コンピューターでイラストを描く

 9月6日に講演会に来てくださった皆様、ありがとうございました。なかには四日市とか京都から夜行バスで来てくださった方もいて、ほんとにありがとうございました。

 さて、今日のブログのテーマはイラストだ。得意な方ではないが、私も近頃イラストをコンピューターで描くことが多い。最近描いたのは、読売新聞の折り込みで「トラベル・コンシェルジェ」というのがあって、それに1年間連載しているエッセイ第2回用のイラスト。私のコンピューター・テクニックがすごいわけではまったくないんだが、普通の人はコンピューターでイラストを描く過程などはあまり見たことがないと思うので、ちょっと紹介します。

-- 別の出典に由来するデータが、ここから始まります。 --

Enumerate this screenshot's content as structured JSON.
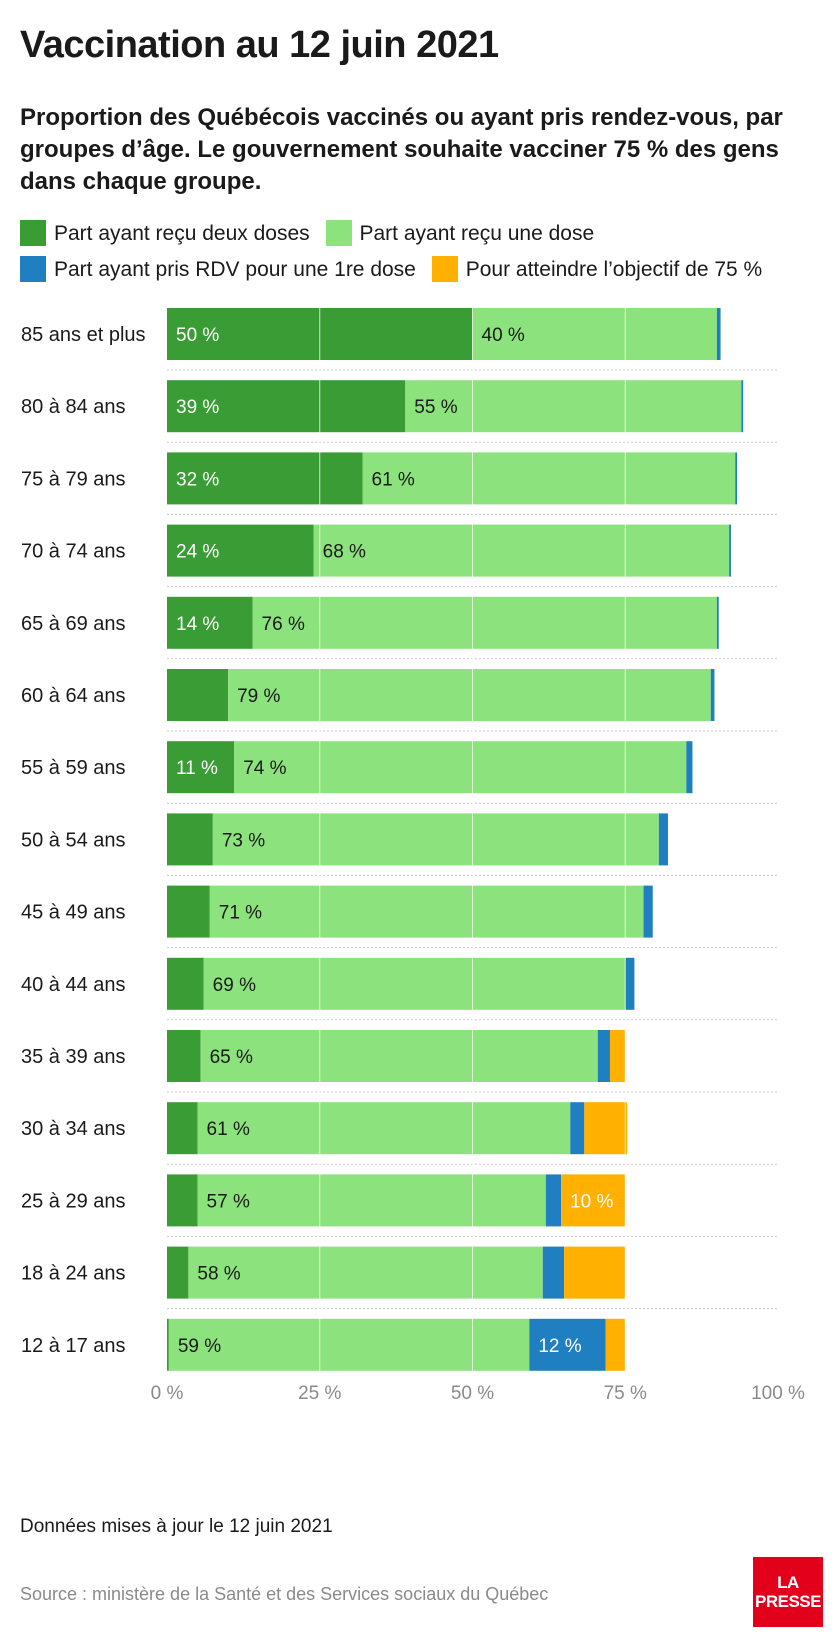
{
  "title": "Vaccination au 12 juin 2021",
  "subtitle": "Proportion des Québécois vaccinés ou ayant pris rendez-vous, par groupes d’âge. Le gouvernement souhaite vacciner 75 % des gens dans chaque groupe.",
  "legend": [
    {
      "label": "Part ayant reçu deux doses",
      "color": "#3a9c35"
    },
    {
      "label": "Part ayant reçu une dose",
      "color": "#8ce27c"
    },
    {
      "label": "Part ayant pris RDV pour une 1re dose",
      "color": "#1f7fc1"
    },
    {
      "label": "Pour atteindre l’objectif de 75 %",
      "color": "#ffb000"
    }
  ],
  "chart_data": {
    "type": "bar",
    "orientation": "horizontal",
    "stacked": true,
    "categories": [
      "85 ans et plus",
      "80 à 84 ans",
      "75 à 79 ans",
      "70 à 74 ans",
      "65 à 69 ans",
      "60 à 64 ans",
      "55 à 59 ans",
      "50 à 54 ans",
      "45 à 49 ans",
      "40 à 44 ans",
      "35 à 39 ans",
      "30 à 34 ans",
      "25 à 29 ans",
      "18 à 24 ans",
      "12 à 17 ans"
    ],
    "series": [
      {
        "name": "Part ayant reçu deux doses",
        "color": "#3a9c35",
        "values": [
          50,
          39,
          32,
          24,
          14,
          10,
          11,
          7.5,
          7,
          6,
          5.5,
          5,
          5,
          3.5,
          0.3
        ],
        "labels": [
          "50 %",
          "39 %",
          "32 %",
          "24 %",
          "14 %",
          "",
          "11 %",
          "",
          "",
          "",
          "",
          "",
          "",
          "",
          ""
        ]
      },
      {
        "name": "Part ayant reçu une dose",
        "color": "#8ce27c",
        "values": [
          40,
          55,
          61,
          68,
          76,
          79,
          74,
          73,
          71,
          69,
          65,
          61,
          57,
          58,
          59
        ],
        "labels": [
          "40 %",
          "55 %",
          "61 %",
          "68 %",
          "76 %",
          "79 %",
          "74 %",
          "73 %",
          "71 %",
          "69 %",
          "65 %",
          "61 %",
          "57 %",
          "58 %",
          "59 %"
        ]
      },
      {
        "name": "Part ayant pris RDV pour une 1re dose",
        "color": "#1f7fc1",
        "values": [
          0.6,
          0.3,
          0.3,
          0.3,
          0.3,
          0.6,
          1,
          1.5,
          1.5,
          1.5,
          2,
          2.3,
          2.5,
          3.5,
          12.5
        ],
        "labels": [
          "",
          "",
          "",
          "",
          "",
          "",
          "",
          "",
          "",
          "",
          "",
          "",
          "",
          "",
          "12 %"
        ]
      },
      {
        "name": "Pour atteindre l’objectif de 75 %",
        "color": "#ffb000",
        "values": [
          0,
          0,
          0,
          0,
          0,
          0,
          0,
          0,
          0,
          0,
          2.5,
          7,
          10.5,
          10,
          3.2
        ],
        "labels": [
          "",
          "",
          "",
          "",
          "",
          "",
          "",
          "",
          "",
          "",
          "",
          "",
          "10 %",
          "",
          ""
        ]
      }
    ],
    "xlim": [
      0,
      100
    ],
    "xticks": [
      0,
      25,
      50,
      75,
      100
    ],
    "xtick_labels": [
      "0 %",
      "25 %",
      "50 %",
      "75 %",
      "100 %"
    ],
    "grid": true
  },
  "footnote": "Données mises à jour le 12 juin 2021",
  "source": "Source : ministère de la Santé et des Services sociaux du Québec",
  "logo": {
    "line1": "LA",
    "line2": "PRESSE"
  }
}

(1)まず、黒一色の線でイラストの元図を描いてスキャンする。


(2)岩の色をざっと着ける。色づけは主にエアブラシのツールを使用する。大きなブラシで、イラストの線をはみ出すほど勢いよく塗って、あとから白色のブラシではみ出した部分を消しながら修正を加える。


(3)さらに洞窟内部を色づけし、岩の陰影などを強調させる。


(4)シュラフに色を塗って影をつけ、人物の陰影もつけたり、全体的に陰影をつける。


(5)空を黒く塗って夜空にして星をちりばめる。星の数が多いので、意外に時間がかかる。印刷では多分見えないんだけど、実は星の色は白と黄色のものがある。


(6)焚き火の明かりが洞窟や顔などに照射する効果を加え、洞窟内の陰影もさらに付け加えて完成。焚き火が照射する描写はコンピューターだと工夫次第で比較的簡単にできるところがありがたい。


 これで私の場合だいたい3〜4時間ぐらいかかる。時間的には紙に絵の具を塗って描くのとそれほど変わらない。しかし、JPEGで圧縮してメールでしゅっと送れるところが何といっても簡単で便利である。発注先も原画の保管や返送に気を遣う必要がない。味気ないといえば味気ないんだが、友人のイラストレーターに聞くと、今はほとんどの場合イラストをデータ化して送るように注文されるそうだ。こうなると、原画というのは最初の線画だけで、色づけした完成画は単なるデータだけ。まさかこんな時代になるとは、私がイラストレーターになった頃には夢にも思わなんだ。